Usually, the property insurance proof of loss is often included in the formal claim, including:
- The cost
- The parties making a claim under the policy
- Parties with interest
- The cause and date of the loss
- Any proof or document showing the extent of the loss.
This policy typically requests that the policyholder swear that the proof of loss is accurate. It also has to be signed by the insured. The timeframe for submitting a proof of loss will differ based on policy and state. Thus, you should confirm the exact permitted time limit for a proof of loss in your state. In some states and some instances, submitting a proof of loss after the allotted period can become a reason for the insurer to reject an otherwise valid proof of loss.
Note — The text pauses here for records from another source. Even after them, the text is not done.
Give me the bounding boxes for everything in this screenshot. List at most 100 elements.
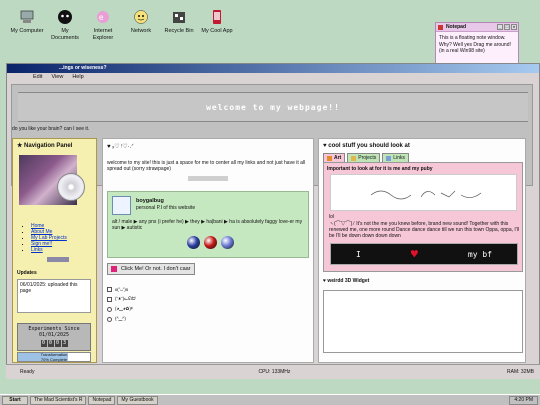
orb-row [187,236,234,249]
tab-projects[interactable]: Projects [347,153,381,162]
option-label: (◕‿◕✿)ᵎᵎᵎ [115,306,133,311]
option-item[interactable]: (ᵔᴥᵔ)ᓚᘏᗢ [107,294,309,304]
recycle-bin-icon [171,9,187,25]
intro-divider [188,176,228,181]
task-guestbook[interactable]: My Guestbook [117,395,158,405]
notepad-window[interactable]: Notepad _ □ × This is a floating note wi… [435,22,519,66]
links-icon [386,155,392,161]
counter-digit: 0 [47,340,54,347]
maximize-button[interactable]: □ [504,24,510,30]
updates-box: 06/01/2025: uploaded this page [17,279,91,313]
nav-links: Home About Me My Lab Projects Sign me!! … [31,223,92,253]
checkbox[interactable] [107,296,112,302]
notepad-body: This is a floating note window. Why? Wel… [439,35,511,54]
notepad-title: Notepad [446,24,466,30]
notepad-icon [438,24,443,30]
sketch-image [330,174,517,211]
desktop-icon-label: My Cool App [201,28,233,34]
profile-bio: alt / male ▶ any pns (i prefer he) ▶ the… [112,219,303,231]
menu-help[interactable]: Help [72,73,83,82]
profile-card: boygalbug personal P.I of this website a… [107,191,309,258]
avatar [112,196,131,215]
art-heading: Important to look at for it is me and my… [327,166,433,172]
orb-icon[interactable] [204,236,217,249]
album-art [19,155,85,205]
profile-desc: personal P.I of this website [136,205,196,211]
window-title[interactable]: ...ings or wiseness? [7,64,539,73]
counter-digit: 3 [61,340,68,347]
orb-icon[interactable] [187,236,200,249]
tab-art[interactable]: Art [323,153,346,162]
menu-view[interactable]: View [51,73,63,82]
heart-icon: ♥ [410,247,418,261]
transformation-progress: Transformation 70% Complete [17,352,91,362]
3d-widget[interactable] [323,290,523,353]
radio-button[interactable] [107,306,112,312]
projects-icon [351,155,357,161]
ie-icon: e [95,9,111,25]
app-icon [209,9,225,25]
brain-question: do you like your brain? can I see it. [12,126,90,132]
button-icon [111,266,117,272]
progress-label: Transformation 70% Complete [40,352,68,362]
clock: 4:20 PM [509,395,538,405]
minimize-button[interactable]: _ [497,24,503,30]
experiment-counter: Experiments Since 01/01/2025 0 0 0 3 [17,323,91,351]
art-icon [327,155,332,161]
taskbar: Start The Mad Scientist's R Notepad My G… [0,394,540,405]
lol-text: lol [329,214,335,220]
checkbox[interactable] [107,286,112,292]
notepad-titlebar[interactable]: Notepad _ □ × [436,23,518,32]
updates-section: Updates 06/01/2025: uploaded this page [17,270,92,313]
documents-icon [57,9,73,25]
nav-title: ★ Navigation Panel [17,143,73,149]
option-item[interactable]: (^‿^) [107,314,309,324]
network-icon [133,9,149,25]
story-text: ヽ(⌒▽⌒)ﾉ It's not the me you knew before,… [329,221,519,239]
option-item[interactable]: ʚ(ˆᴗˆ)ɞ [107,284,309,294]
counter-digit: 0 [54,340,61,347]
orb-icon[interactable] [221,236,234,249]
intro-panel: ♥ ₓ♡ ᵎ♡·.ᐟ welcome to my site! this is j… [102,138,314,363]
click-me-label: Click Me! Or not. I don't caar [121,266,191,272]
status-bar: Ready CPU: 133MHz RAM: 32MB [6,364,540,379]
updates-title: Updates [17,270,37,276]
close-button[interactable]: × [511,24,517,30]
menu-edit[interactable]: Edit [33,73,42,82]
tab-links[interactable]: Links [382,153,409,162]
widget-title: ♥ weirdd 3D Widget [323,278,370,284]
intro-text: welcome to my site! this is just a space… [107,160,306,172]
click-me-button[interactable]: Click Me! Or not. I don't caar [107,263,195,275]
status-ram: RAM: 32MB [507,369,534,375]
nav-link-links[interactable]: Links [31,247,43,253]
nav-divider [47,257,69,262]
option-label: ʚ(ˆᴗˆ)ɞ [115,286,129,292]
welcome-banner: welcome to my webpage!! [18,92,528,122]
mybf-right: my bf [467,249,492,259]
navigation-panel: ★ Navigation Panel Home About Me My Lab … [12,138,97,363]
status-cpu: CPU: 133MHz [258,369,291,375]
start-button[interactable]: Start [2,395,28,405]
my-bf-banner: I ♥ my bf [330,243,518,265]
cool-stuff-panel: ♥ cool stuff you should look at Art Proj… [318,138,526,363]
computer-icon [19,9,35,25]
svg-text:e: e [99,13,104,22]
menu-bar: Edit View Help [7,73,539,82]
cool-stuff-title: ♥ cool stuff you should look at [323,143,410,149]
option-label: (ᵔᴥᵔ)ᓚᘏᗢ [115,296,136,301]
option-list: ʚ(ˆᴗˆ)ɞ (ᵔᴥᵔ)ᓚᘏᗢ (◕‿◕✿)ᵎᵎᵎ (^‿^) [107,284,309,324]
tab-bar: Art Projects Links [323,153,521,162]
radio-button[interactable] [107,316,112,322]
intro-heading: ♥ ₓ♡ ᵎ♡·.ᐟ [107,144,134,150]
counter-digit: 0 [40,340,47,347]
task-mad-scientist[interactable]: The Mad Scientist's R [30,395,87,405]
status-ready: Ready [20,369,35,375]
option-label: (^‿^) [115,316,126,321]
counter-label: Experiments Since 01/01/2025 [28,326,80,338]
option-item[interactable]: (◕‿◕✿)ᵎᵎᵎ [107,304,309,314]
counter-digits: 0 0 0 3 [18,340,90,347]
profile-name: boygalbug [136,198,164,204]
desktop-icon-my-cool-app[interactable]: My Cool App [194,9,240,35]
cd-icon [57,173,85,201]
task-notepad[interactable]: Notepad [88,395,116,405]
Once the claim has been filed, the insurer must instruct a licensed insurance adjuster to verify that the property of the insured can be restored to the condition it was in before the damage. As a policyholder, you are expected to peruse the policy and be aware of the demands of the requirements and applicable obligations in the case of a loss.
The Responsibilities of the Insurance Provider
The insurer must:
- Comprehensively and quickly investigate the claim(s) of the policyholder.
- Have an unbiased and fair approach to the policyholder.
- Quickly pay out any claims or benefits regarding any damages.
- Succinctly and comprehensively outline in writing why all or a part of the insurance claim was denied or withheld.